Shortly after digesting the news of my aunt’s death, I went to my sister’s bedroom to wake her up and pass on the news to her. She rubbed her eyes, uncomprehending.

“Auntie Eva? Mom’s sister?” she asked.

After a while, when she finally pushed herself up and put on her glasses, she asked again, “Auntie Eva?”

I think she cried, but I may be wrong. She was always stronger in controlling her emotions than me. But I remember her crying when our relatives told us to write goodbye notes to Eva, and she read my note:

I’ve realized that you never know the true value of something till they’re gone. It’s a common saying but only now do I know how true it is.

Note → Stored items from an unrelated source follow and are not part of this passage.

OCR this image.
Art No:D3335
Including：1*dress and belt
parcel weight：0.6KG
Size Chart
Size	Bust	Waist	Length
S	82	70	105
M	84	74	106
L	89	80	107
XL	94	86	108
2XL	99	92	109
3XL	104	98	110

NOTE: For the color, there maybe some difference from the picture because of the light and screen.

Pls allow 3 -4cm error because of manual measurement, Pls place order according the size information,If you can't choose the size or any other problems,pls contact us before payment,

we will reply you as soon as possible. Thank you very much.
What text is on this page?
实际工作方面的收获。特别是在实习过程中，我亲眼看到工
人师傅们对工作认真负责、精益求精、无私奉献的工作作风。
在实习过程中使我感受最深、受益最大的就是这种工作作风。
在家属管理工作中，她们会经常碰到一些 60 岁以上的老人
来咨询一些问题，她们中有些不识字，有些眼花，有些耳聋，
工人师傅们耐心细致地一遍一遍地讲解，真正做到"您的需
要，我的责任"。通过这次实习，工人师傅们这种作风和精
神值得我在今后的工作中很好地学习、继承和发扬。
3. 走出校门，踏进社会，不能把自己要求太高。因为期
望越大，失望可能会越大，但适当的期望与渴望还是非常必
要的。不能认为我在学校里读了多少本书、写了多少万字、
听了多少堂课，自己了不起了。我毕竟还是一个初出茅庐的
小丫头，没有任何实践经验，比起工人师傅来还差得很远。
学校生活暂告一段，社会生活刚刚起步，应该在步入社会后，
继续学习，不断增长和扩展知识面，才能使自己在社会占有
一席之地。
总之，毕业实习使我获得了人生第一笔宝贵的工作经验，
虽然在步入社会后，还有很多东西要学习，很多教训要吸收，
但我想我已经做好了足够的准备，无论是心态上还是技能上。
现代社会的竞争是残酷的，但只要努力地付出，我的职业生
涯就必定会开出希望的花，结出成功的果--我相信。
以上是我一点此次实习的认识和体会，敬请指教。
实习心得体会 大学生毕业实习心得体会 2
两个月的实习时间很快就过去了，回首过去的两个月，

Looking back at all my memories, I realize how many of them included you somewhere in the scattered flashbacks. You sending me a book on knitting from Hong Kong; Us at Ocean Park; Us on the cable car; Us in Macau; Us in China; You visiting me at the hospital; Us at Christmas Parties; Us at McCafe; Us at your desk where you worked; Us simply shopping together; Us eating dinner together. The list can go on and never end. I guess what I’m trying to say is that from the big things to the little things, you were always there. Someone like you is unforgettable and truly one a million. I can only think of the things that we could have done in the future but I am very grateful that in our past, we’ve accomplished a lot together. Nothing can rob me of my experiences with you.